Cengiz Çandar’ın gazeteci Hüseyin Güneş’in yönettiği ”Pandora’da Gündem” adlı sohbet odasındaki açıklamalarından bir bölümü şöyle:
‘TÜRKİYE 15 TEMMUZ’LA KARANLIK BİR HALE BÜRÜNDÜ’
“15 Temmuz büyük bir cadı avına dönüştü. Önüne gelen muhaliflere birtakım etiketler yapıştırdı. Bu yolla muhalifler susturulmak istendi. Ülke karanlığa büründü.”
‘KHK, ÜLKEDEKİ EN YAKICI SORUNLARDAN BİRİ’

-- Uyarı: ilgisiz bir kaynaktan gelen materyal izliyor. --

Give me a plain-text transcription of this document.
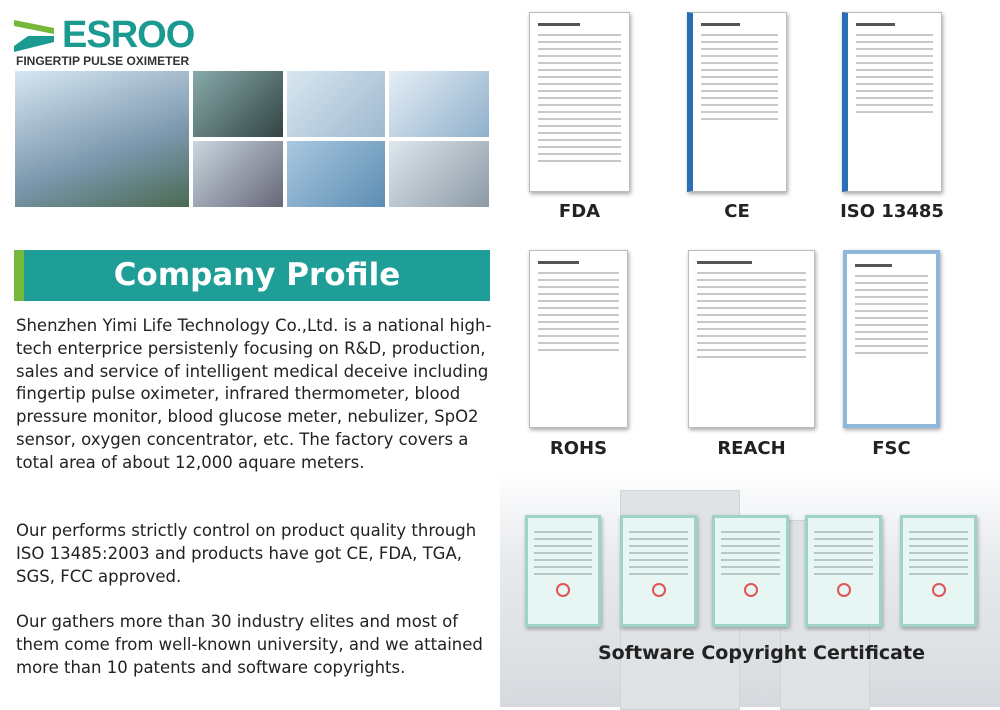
ESROO
FINGERTIP PULSE OXIMETER
Company Profile

Shenzhen Yimi Life Technology Co.,Ltd. is a national high-tech enterprice persistenly focusing on R&D, production, sales and service of intelligent medical deceive including fingertip pulse oximeter, infrared thermometer, blood pressure monitor, blood glucose meter, nebulizer, SpO2 sensor, oxygen concentrator, etc. The factory covers a total area of about 12,000 aquare meters.

Our performs strictly control on product quality through ISO 13485:2003 and products have got CE, FDA, TGA, SGS, FCC approved.

Our gathers more than 30 industry elites and most of them come from well-known university, and we attained more than 10 patents and software copyrights.

FDA	CE	ISO 13485
ROHS	REACH	FSC
Software Copyright Certificate
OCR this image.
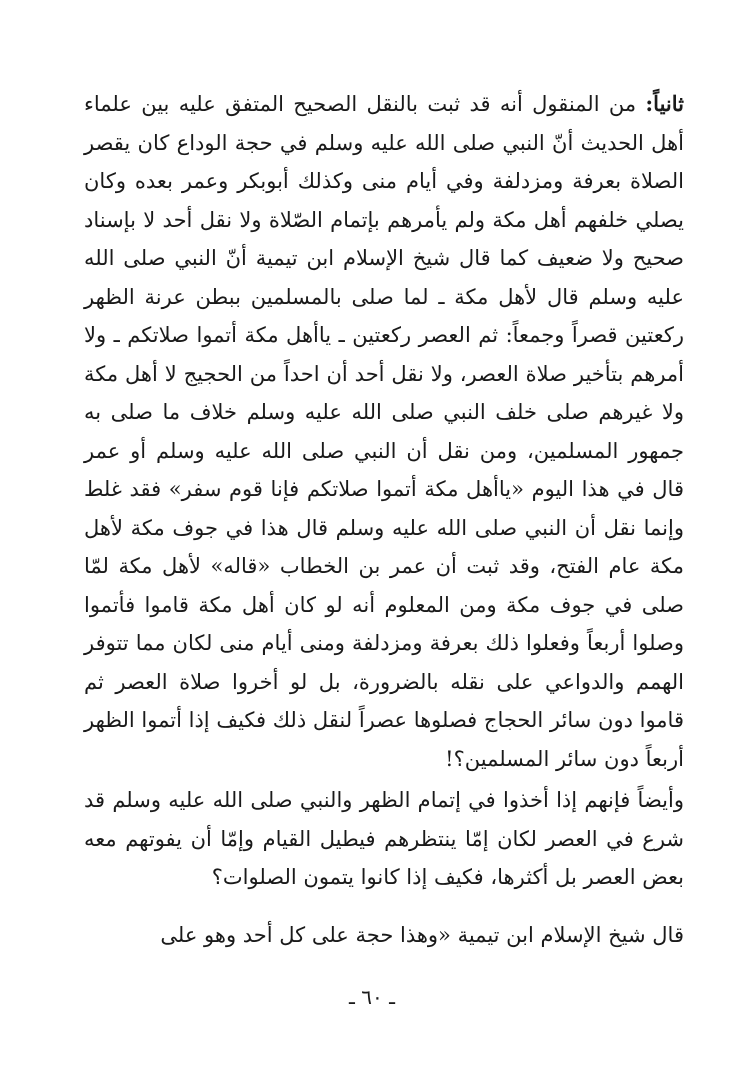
ثانياً: من المنقول أنه قد ثبت بالنقل الصحيح المتفق عليه بين علماء أهل الحديث أنّ النبي صلى الله عليه وسلم في حجة الوداع كان يقصر الصلاة بعرفة ومزدلفة وفي أيام منى وكذلك أبوبكر وعمر بعده وكان يصلي خلفهم أهل مكة ولم يأمرهم بإتمام الصّلاة ولا نقل أحد لا بإسناد صحيح ولا ضعيف كما قال شيخ الإسلام ابن تيمية أنّ النبي صلى الله عليه وسلم قال لأهل مكة ـ لما صلى بالمسلمين ببطن عرنة الظهر ركعتين قصراً وجمعاً: ثم العصر ركعتين ـ ياأهل مكة أتموا صلاتكم ـ ولا أمرهم بتأخير صلاة العصر، ولا نقل أحد أن احداً من الحجيج لا أهل مكة ولا غيرهم صلى خلف النبي صلى الله عليه وسلم خلاف ما صلى به جمهور المسلمين، ومن نقل أن النبي صلى الله عليه وسلم أو عمر قال في هذا اليوم «ياأهل مكة أتموا صلاتكم فإنا قوم سفر» فقد غلط وإنما نقل أن النبي صلى الله عليه وسلم قال هذا في جوف مكة لأهل مكة عام الفتح، وقد ثبت أن عمر بن الخطاب «قاله» لأهل مكة لمّا صلى في جوف مكة ومن المعلوم أنه لو كان أهل مكة قاموا فأتموا وصلوا أربعاً وفعلوا ذلك بعرفة ومزدلفة ومنى أيام منى لكان مما تتوفر الهمم والدواعي على نقله بالضرورة، بل لو أخروا صلاة العصر ثم قاموا دون سائر الحجاج فصلوها عصراً لنقل ذلك فكيف إذا أتموا الظهر أربعاً دون سائر المسلمين؟!

وأيضاً فإنهم إذا أخذوا في إتمام الظهر والنبي صلى الله عليه وسلم قد شرع في العصر لكان إمّا ينتظرهم فيطيل القيام وإمّا أن يفوتهم معه بعض العصر بل أكثرها، فكيف إذا كانوا يتمون الصلوات؟

قال شيخ الإسلام ابن تيمية «وهذا حجة على كل أحد وهو على

ـ ٦٠ ـ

“Yeni parlamentoda ilk yapacağımız işlerin başında KHK konusu GELİYOR. On binlerce KHK’lı var ve bu, 15 Temmuz sonrası ortaya çıkan bir AKP-MHP rejiminin açtığı en büyük yaralardan biri. KHK’lılar işlerine iade edilmeden, onlar üzerindeki kısıtlama kaldırılmadan Türkiye’de hiçbir ilerleme sağlanamaz. Demokrasinin dersinden söz edemeyiz biz. O yüzden KHK meselesi son derece hayati ve önemli bir mesele. Hem insan hakları, hem demokrasi, hem adalet ve hukuk sorunu hepsi bir arada. Bunun idrakindeyiz. Buradaki tek zorluk, siz de farkındasınız bu KHK’lara bir f… etiketi yapıştırılıyor. Böylece KHK’lıların hakkını hukukunu savunduğunuz anda sizi birden bire f…’cü ilan ediyorlar. Ülkeye empoze edilen, empoze edilmenin de ötesinde yerleştirilen söylemle müthiş bir tabu bu.
‘Aman f… denmesin bana’ diye o konuya kimse girmiyor. O zaman KHK’dan da söz edilmiyor. Yani bu KHK, bütün o söndürülen aileler, karı koca, çoluk çocuk hepsi birlikte bunların darbeyle 15 Temmuz’la ilişkisine dair bir tek kanıt getir, o zaman ona uygulanan KHK anlaşılabilir olsun. Bu olacak bir şey değil. Bu dediğim gibi hem demokrasi sorunu, hem insan hakları sorunu, hem hukuk sorunu, hem adalet sorunu. Hepsi bir arada ve o bakımdan KHK ülkenin en yakıcı sorunlarından biri.”